Combined Influence of Waist and Hip Circumference on Risk of Death in a Large Cohort of European and Australian Adults
AuthorCameron, Adrian J.; Romaniuk, Helena; Orellana, Liliana; Dallongeville, Jean; Dobson, Annette J; Drygas, Wojciech; Ferrario, Marco; Ferrieres, Jean; Giampaoli, Simona; Gianfagna, Francesco; Iacoviello, Licia; Jousilahti, Pekka; Kee, Frank; Moitry, Marie; Niiranen, Teemu J; Pajak, Andrzej; Palmieri, Luigi; Palosaari, Tarja; Mannisto, Satu; Tamosiunas, Abdonas; Thorand, Barbara; Toft, Ulla; Vanuzzo, Diego; Salomaa, Veikko; Veronesi, Giovanni; Wilsgaard, Tom; Kuulasmaa, Kari; Söderberg, Stefan
Methods and Results - The MONICA Risk, Genetics, Archiving, and Monograph (MORGAM) Project was conducted in 30 cohorts from 11 countries; 90 487 men and women, aged 30 to 74 years, predominantly white, with no history of cardiovascular disease, were recruited in 1986 to 2010 and followed up for up to 24 years. Hazard ratios were estimated using sex‐specific Cox models, stratified by cohort, with age as the time scale. Models included baseline categorical obesity measures, age, total and high‐density lipoprotein cholesterol, systolic blood pressure, antihypertensive drugs, smoking, and diabetes mellitus. A total of 9105 all‐cause deaths were recorded during a median follow‐up of 10 years. Hazard ratios for all‐cause death presented J‐ or U‐shaped associations with most obesity measures. With waist and hip circumference included in the same model, for all hip sizes, having a smaller waist was strongly associated with lower risk of death, except for men with the smallest hips.

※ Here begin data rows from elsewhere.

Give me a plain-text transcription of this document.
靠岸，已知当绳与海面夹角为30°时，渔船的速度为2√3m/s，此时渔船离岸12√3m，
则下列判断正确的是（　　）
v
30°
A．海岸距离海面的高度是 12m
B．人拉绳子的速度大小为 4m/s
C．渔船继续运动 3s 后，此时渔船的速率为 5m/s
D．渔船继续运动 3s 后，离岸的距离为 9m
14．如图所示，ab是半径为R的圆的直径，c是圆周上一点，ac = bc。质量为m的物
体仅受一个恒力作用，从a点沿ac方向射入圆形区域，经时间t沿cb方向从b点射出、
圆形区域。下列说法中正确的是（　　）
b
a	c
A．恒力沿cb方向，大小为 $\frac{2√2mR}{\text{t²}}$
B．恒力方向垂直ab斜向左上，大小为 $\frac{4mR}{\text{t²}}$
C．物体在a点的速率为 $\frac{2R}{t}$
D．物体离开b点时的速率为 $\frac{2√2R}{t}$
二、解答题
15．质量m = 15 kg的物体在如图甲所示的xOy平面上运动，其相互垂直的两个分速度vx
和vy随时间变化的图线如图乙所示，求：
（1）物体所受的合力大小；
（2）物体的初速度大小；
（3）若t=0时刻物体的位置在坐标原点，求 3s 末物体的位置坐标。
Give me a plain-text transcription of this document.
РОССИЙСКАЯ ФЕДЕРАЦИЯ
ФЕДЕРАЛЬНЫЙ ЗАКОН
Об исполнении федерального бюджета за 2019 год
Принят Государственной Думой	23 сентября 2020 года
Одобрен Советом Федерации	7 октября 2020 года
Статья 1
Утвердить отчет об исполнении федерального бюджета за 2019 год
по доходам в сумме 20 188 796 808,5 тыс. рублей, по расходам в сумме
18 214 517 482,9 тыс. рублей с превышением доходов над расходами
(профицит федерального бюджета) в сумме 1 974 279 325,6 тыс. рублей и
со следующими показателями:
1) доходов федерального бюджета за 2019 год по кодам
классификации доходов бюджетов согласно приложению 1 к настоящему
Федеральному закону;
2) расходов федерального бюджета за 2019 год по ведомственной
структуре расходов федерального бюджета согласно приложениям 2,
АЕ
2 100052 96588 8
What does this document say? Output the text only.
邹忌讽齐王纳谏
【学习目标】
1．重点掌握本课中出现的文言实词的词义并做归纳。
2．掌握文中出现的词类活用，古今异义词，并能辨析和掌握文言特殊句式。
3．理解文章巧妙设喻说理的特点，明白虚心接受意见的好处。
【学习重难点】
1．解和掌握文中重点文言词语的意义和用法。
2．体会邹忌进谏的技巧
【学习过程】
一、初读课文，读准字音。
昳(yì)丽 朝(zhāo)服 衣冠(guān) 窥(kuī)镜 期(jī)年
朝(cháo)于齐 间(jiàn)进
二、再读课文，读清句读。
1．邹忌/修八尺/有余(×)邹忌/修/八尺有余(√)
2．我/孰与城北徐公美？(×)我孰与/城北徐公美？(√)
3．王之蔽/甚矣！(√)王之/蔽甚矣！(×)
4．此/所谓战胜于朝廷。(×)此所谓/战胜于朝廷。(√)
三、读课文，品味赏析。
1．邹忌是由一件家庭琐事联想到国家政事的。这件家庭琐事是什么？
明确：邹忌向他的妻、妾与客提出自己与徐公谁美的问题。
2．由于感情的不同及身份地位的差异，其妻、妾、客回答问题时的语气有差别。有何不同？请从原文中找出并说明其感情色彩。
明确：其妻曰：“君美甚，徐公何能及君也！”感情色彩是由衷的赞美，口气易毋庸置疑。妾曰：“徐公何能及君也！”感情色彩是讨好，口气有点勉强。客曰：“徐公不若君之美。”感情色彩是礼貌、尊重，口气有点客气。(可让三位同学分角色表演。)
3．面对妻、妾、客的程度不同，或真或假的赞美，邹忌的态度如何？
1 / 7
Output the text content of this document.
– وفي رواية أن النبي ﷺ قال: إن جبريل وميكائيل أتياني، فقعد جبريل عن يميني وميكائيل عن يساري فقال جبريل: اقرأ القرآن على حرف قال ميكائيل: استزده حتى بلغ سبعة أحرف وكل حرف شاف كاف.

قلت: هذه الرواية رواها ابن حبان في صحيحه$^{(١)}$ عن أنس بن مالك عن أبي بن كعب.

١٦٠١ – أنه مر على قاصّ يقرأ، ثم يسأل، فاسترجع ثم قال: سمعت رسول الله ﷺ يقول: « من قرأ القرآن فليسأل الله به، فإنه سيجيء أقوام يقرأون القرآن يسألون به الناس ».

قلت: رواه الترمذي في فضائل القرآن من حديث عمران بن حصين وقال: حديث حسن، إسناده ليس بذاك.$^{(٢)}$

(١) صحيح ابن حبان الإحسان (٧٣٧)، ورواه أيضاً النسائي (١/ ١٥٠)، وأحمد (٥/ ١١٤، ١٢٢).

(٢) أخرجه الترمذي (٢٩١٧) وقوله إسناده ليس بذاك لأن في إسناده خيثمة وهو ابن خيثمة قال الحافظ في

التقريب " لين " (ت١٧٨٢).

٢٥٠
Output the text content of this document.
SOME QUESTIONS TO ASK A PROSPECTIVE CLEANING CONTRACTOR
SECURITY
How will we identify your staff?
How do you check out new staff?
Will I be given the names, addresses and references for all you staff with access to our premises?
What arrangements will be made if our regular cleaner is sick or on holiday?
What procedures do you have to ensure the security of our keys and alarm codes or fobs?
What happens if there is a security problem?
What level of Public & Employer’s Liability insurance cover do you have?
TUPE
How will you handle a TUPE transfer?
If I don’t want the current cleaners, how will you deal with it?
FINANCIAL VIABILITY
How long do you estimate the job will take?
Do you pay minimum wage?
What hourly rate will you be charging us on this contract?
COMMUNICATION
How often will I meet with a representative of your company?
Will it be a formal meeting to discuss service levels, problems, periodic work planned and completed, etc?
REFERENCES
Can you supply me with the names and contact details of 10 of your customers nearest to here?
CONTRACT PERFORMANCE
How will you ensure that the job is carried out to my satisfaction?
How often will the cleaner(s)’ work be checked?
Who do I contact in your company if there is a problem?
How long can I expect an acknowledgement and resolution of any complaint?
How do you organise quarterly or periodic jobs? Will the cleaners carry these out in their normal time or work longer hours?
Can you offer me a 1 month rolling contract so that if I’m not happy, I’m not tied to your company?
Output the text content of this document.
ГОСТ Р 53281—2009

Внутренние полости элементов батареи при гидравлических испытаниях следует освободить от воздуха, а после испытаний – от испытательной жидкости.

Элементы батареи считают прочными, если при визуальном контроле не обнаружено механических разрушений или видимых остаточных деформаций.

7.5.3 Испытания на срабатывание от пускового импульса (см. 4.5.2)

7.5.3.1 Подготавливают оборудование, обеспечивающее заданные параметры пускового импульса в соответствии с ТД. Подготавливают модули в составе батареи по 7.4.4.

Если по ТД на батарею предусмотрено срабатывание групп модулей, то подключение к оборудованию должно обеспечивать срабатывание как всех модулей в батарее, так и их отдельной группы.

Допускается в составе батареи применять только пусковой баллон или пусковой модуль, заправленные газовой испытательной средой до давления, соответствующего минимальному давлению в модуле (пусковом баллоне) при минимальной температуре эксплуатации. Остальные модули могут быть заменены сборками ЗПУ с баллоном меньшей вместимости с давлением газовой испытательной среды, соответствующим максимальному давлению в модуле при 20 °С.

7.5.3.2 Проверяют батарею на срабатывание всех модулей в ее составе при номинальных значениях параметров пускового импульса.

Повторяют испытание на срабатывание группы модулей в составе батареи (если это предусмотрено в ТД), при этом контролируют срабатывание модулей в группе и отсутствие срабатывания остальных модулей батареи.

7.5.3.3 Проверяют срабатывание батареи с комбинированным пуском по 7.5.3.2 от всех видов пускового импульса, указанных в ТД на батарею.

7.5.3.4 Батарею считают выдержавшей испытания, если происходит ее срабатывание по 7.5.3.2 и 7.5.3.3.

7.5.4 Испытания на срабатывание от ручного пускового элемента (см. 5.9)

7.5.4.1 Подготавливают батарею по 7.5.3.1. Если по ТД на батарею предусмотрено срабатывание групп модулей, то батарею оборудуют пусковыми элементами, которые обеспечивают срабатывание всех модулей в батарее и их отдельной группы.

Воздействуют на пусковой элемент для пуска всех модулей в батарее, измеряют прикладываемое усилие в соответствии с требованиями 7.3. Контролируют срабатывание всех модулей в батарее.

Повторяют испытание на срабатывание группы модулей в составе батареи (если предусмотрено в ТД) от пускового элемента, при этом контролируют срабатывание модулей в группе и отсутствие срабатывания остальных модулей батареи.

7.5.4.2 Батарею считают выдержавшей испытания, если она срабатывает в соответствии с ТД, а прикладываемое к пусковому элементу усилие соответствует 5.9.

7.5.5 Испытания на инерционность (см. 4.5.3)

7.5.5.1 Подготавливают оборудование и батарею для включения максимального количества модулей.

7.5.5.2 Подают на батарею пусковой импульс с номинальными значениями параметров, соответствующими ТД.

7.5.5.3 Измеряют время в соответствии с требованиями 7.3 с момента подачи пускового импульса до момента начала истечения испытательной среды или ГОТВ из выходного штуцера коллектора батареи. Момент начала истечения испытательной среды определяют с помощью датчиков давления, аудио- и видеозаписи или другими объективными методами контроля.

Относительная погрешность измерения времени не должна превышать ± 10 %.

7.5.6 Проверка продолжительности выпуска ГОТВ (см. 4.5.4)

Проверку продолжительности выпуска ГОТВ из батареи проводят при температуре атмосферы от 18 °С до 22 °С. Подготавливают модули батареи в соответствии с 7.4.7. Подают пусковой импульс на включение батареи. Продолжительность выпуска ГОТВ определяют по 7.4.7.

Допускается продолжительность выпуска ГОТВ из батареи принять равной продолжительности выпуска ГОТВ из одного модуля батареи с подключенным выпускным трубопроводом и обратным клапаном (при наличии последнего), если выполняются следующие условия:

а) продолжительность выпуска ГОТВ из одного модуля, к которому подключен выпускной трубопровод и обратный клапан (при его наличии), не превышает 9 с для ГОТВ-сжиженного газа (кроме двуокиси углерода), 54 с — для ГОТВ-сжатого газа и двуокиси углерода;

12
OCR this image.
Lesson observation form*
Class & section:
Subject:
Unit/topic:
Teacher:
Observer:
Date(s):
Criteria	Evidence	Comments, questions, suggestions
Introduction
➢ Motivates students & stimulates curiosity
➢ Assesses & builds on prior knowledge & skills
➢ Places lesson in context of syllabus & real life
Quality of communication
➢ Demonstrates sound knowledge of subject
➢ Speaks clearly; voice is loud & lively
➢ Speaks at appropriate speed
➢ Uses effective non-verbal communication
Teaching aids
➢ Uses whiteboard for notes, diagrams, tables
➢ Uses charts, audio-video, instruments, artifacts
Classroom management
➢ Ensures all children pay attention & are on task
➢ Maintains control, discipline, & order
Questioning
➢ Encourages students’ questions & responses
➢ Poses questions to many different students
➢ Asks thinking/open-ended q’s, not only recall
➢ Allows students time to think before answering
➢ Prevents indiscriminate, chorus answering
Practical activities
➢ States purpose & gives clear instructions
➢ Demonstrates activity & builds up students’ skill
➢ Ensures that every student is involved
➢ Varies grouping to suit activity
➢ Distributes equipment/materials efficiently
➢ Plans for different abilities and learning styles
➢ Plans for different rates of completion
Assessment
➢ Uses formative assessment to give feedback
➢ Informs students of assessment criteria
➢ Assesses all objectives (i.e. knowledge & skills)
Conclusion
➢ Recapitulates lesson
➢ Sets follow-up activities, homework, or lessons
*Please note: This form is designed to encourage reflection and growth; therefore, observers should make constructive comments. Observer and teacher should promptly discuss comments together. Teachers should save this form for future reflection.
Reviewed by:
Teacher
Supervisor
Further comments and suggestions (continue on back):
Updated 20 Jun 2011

In addition, among those with smaller waists, hip size was strongly negatively associated with risk of death, with ≈20% more people identified as being at increased risk compared with waist circumference alone.
Conclusions - A more complex relationship between hip circumference, waist circumference, and risk of death is revealed when both measures are considered simultaneously. This is particularly true for individuals with smaller waists, where having larger hips was protective. Considering both waist and hip circumference in the clinical setting could help to best identify those at increased risk of death.